Scelti anche tre vicesegretari: Emilia Barrile, consigliere comunale, per l’ala “genovesiana”, Armando Hyerace, consigliere della IV circoscrizione, per la componente Bottari – Panarello, e Pippo Caliri, sindacalista della Cgil, per l’area Mattarella. Ma serpeggia velato malumore per le scelte regionali e la posizione sul doppio incarico di Buzzanca
I deputati sono arrivati alla spicciolata, con le loro auto blu e il ritardo che si concede ai “vip”, compreso il padre padrone del Pd messinese, l’ex sindaco Francantonio Genovese. Il sole picchia forte, la voglia di trascorrere la mattinata altrove a goderselo è tanta. Sarà per questo che una volta iniziati i lavori della seconda giornata congressuale, le poltroncine vuote del salone di Cristo Re sono ancora tante, troppe. Pochissimi consiglieri comunali, l’ex segretario provinciale Pippo Rao impegnato nella frenetica raccolta firme contro la privatizzazione dell’acqua, il suo successore, Francesco Gallo, che si presenta con un maglioncino rosso sgargiante, quasi a ricordare che il Pd, nonostante tutto, dovrebbe rappresentare ancora la sinistra, o parte di essa.
E poi c’è Giuseppe Grioli, Peppe per tutti, il protagonista di ieri, con una relazione pacata e al tempo stesso dura, che ha detto molto e molto altro lo ha
lasciato intendere accennandolo appena, ma che finisce con l’essere, come ampiamente previsto in congressi le cui votazioni sono divenute pura formalità, protagonista anche oggi, con la riconferma alla carica di segretario comunale. La novità è che al suo fianco ci saranno non uno, non due ma ben tre vice, come a dire che una copia del “manuale Cencelli” è rimasta nei cassetti di tutti. Come ai tempi delle “correnti”, un posto ciascuno: Emilia Barrile, colpo ad effetto della componente maggioritaria (per lei si vociferava di un passaggio nel Pdl), portatrice sana di una mole non indifferente di voti nel suo feudo di Gravitelli, forse voce un po’ troppo silenziosa della presunta opposizione di Palazzo Zanca (affidata ad altri, non certo alla tenace Barrile); Armando Hyerace, giovane consigliere della IV circoscrizione, rappresentante dell’ala dei “teorici” dissidenti, ex Ds, corrente Panarello – Bottari, dunque area Lumia, coloro che più o meno un anno fa lanciavano allarmi sull’anemia di democrazia di cui soffriva il partito e oggi osservano con distacco dalle file più lontane del saloncino; infine Pippo Caliri, sindacalista della Cgil, area Mattarella, nome caldeggiato dal sempreverde Pippo Molonia. Presidente dell’assemblea, inoltre, Donatella Sindoni, ex consigliere comunale, anche lei “genovesiana” doc.

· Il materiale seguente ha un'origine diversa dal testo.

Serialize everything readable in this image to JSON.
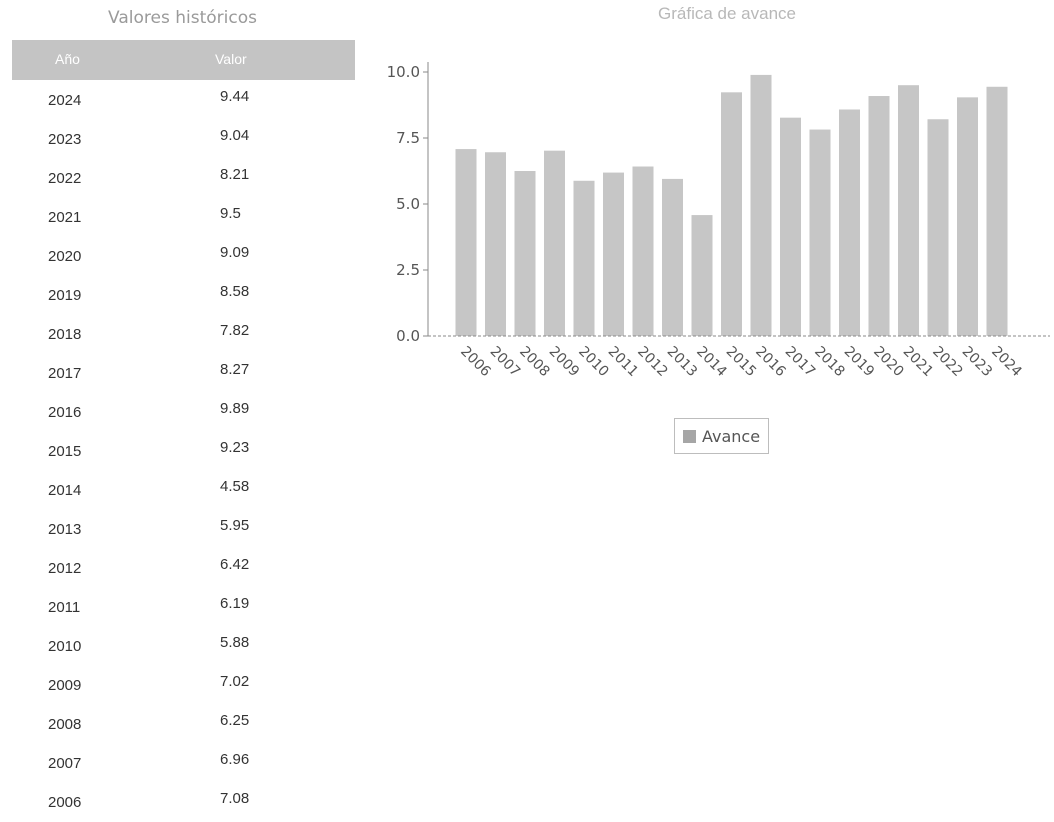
{
  "table": {
    "title": "Valores históricos",
    "headers": {
      "year": "Año",
      "value": "Valor"
    },
    "rows": [
      {
        "year": "2024",
        "value": "9.44"
      },
      {
        "year": "2023",
        "value": "9.04"
      },
      {
        "year": "2022",
        "value": "8.21"
      },
      {
        "year": "2021",
        "value": "9.5"
      },
      {
        "year": "2020",
        "value": "9.09"
      },
      {
        "year": "2019",
        "value": "8.58"
      },
      {
        "year": "2018",
        "value": "7.82"
      },
      {
        "year": "2017",
        "value": "8.27"
      },
      {
        "year": "2016",
        "value": "9.89"
      },
      {
        "year": "2015",
        "value": "9.23"
      },
      {
        "year": "2014",
        "value": "4.58"
      },
      {
        "year": "2013",
        "value": "5.95"
      },
      {
        "year": "2012",
        "value": "6.42"
      },
      {
        "year": "2011",
        "value": "6.19"
      },
      {
        "year": "2010",
        "value": "5.88"
      },
      {
        "year": "2009",
        "value": "7.02"
      },
      {
        "year": "2008",
        "value": "6.25"
      },
      {
        "year": "2007",
        "value": "6.96"
      },
      {
        "year": "2006",
        "value": "7.08"
      }
    ]
  },
  "chart_data": {
    "type": "bar",
    "title": "Gráfica de avance",
    "categories": [
      "2006",
      "2007",
      "2008",
      "2009",
      "2010",
      "2011",
      "2012",
      "2013",
      "2014",
      "2015",
      "2016",
      "2017",
      "2018",
      "2019",
      "2020",
      "2021",
      "2022",
      "2023",
      "2024"
    ],
    "series": [
      {
        "name": "Avance",
        "values": [
          7.08,
          6.96,
          6.25,
          7.02,
          5.88,
          6.19,
          6.42,
          5.95,
          4.58,
          9.23,
          9.89,
          8.27,
          7.82,
          8.58,
          9.09,
          9.5,
          8.21,
          9.04,
          9.44
        ]
      }
    ],
    "ylim": [
      0,
      10
    ],
    "yticks": [
      "0.0",
      "2.5",
      "5.0",
      "7.5",
      "10.0"
    ],
    "ytick_values": [
      0,
      2.5,
      5,
      7.5,
      10
    ],
    "xlabel": "",
    "ylabel": "",
    "legend_position": "bottom-center",
    "grid": false,
    "colors": {
      "bar": "#c6c6c6",
      "axis": "#8a8a8a",
      "text": "#555555"
    }
  }
}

Visto così, parrebbe proprio un congresso alla “volemose bene”, dai toni anche fin troppo morbidi, lontani dalla “incazzatura” della gente di sinistra, quasi “anestetizzato”. Anche perché, rare eccezioni a parte, i malumori, come sempre, sono affidati ai brusii delle ultime file, degli spazi esterni al saloncino o dei corridoi dei palazzi. Malumori che riguardano grossomodo tre direttrici: le scelte operate a Palermo, in particolare l’appoggio a Raffaele Lombardo (solo teoricamente esterno, perché Mario Centorrino sarà pure un tecnico, ma di area ben definita), presentato come grande mossa strategica ma che rischia di deludere un elettorato già abbastanza deluso di suo, come del resto esplicitato da Grioli nella sua relazione di ieri; la posizione nei confronti del doppio incarico del sindaco Giuseppe Buzzanca, con la richiesta di dimissioni da deputato regionale, caldeggiata dall’alto, e non da sindaco, come invece qualcuno avrebbe preferito (Felice Calabrò, il più combattivo dei consiglieri comunali, a Palazzo Zanca lo “urla” da sempre); l’eccessiva morbidezza, se non, in certi casi, l’assenza vera e propria di un’azione coordinata di opposizione, soprattutto al Comune, dove i numeri suggerirebbero ben altra strategia e invece, come abbiamo tentato di analizzare qualche settimana fa, la “guerra” è affidata a pochi, pochissimi, mentre gli altri curano il proprio orticello. Tutti segnali, tutti campanelli d’allarme, che confluiscono nel vero problema che in tanti “soffrono”: il partito, in due anni di amministrazione Buzzanca, non è riuscito a costruire un’alternativa valida, un “dopo Genovese”, col risultato che il Pd, oggi come ieri, non è pronto. Ed ogni altra considerazione finisce per sciogliersi come neve al sole. Il sole caldo di questo fine maggio.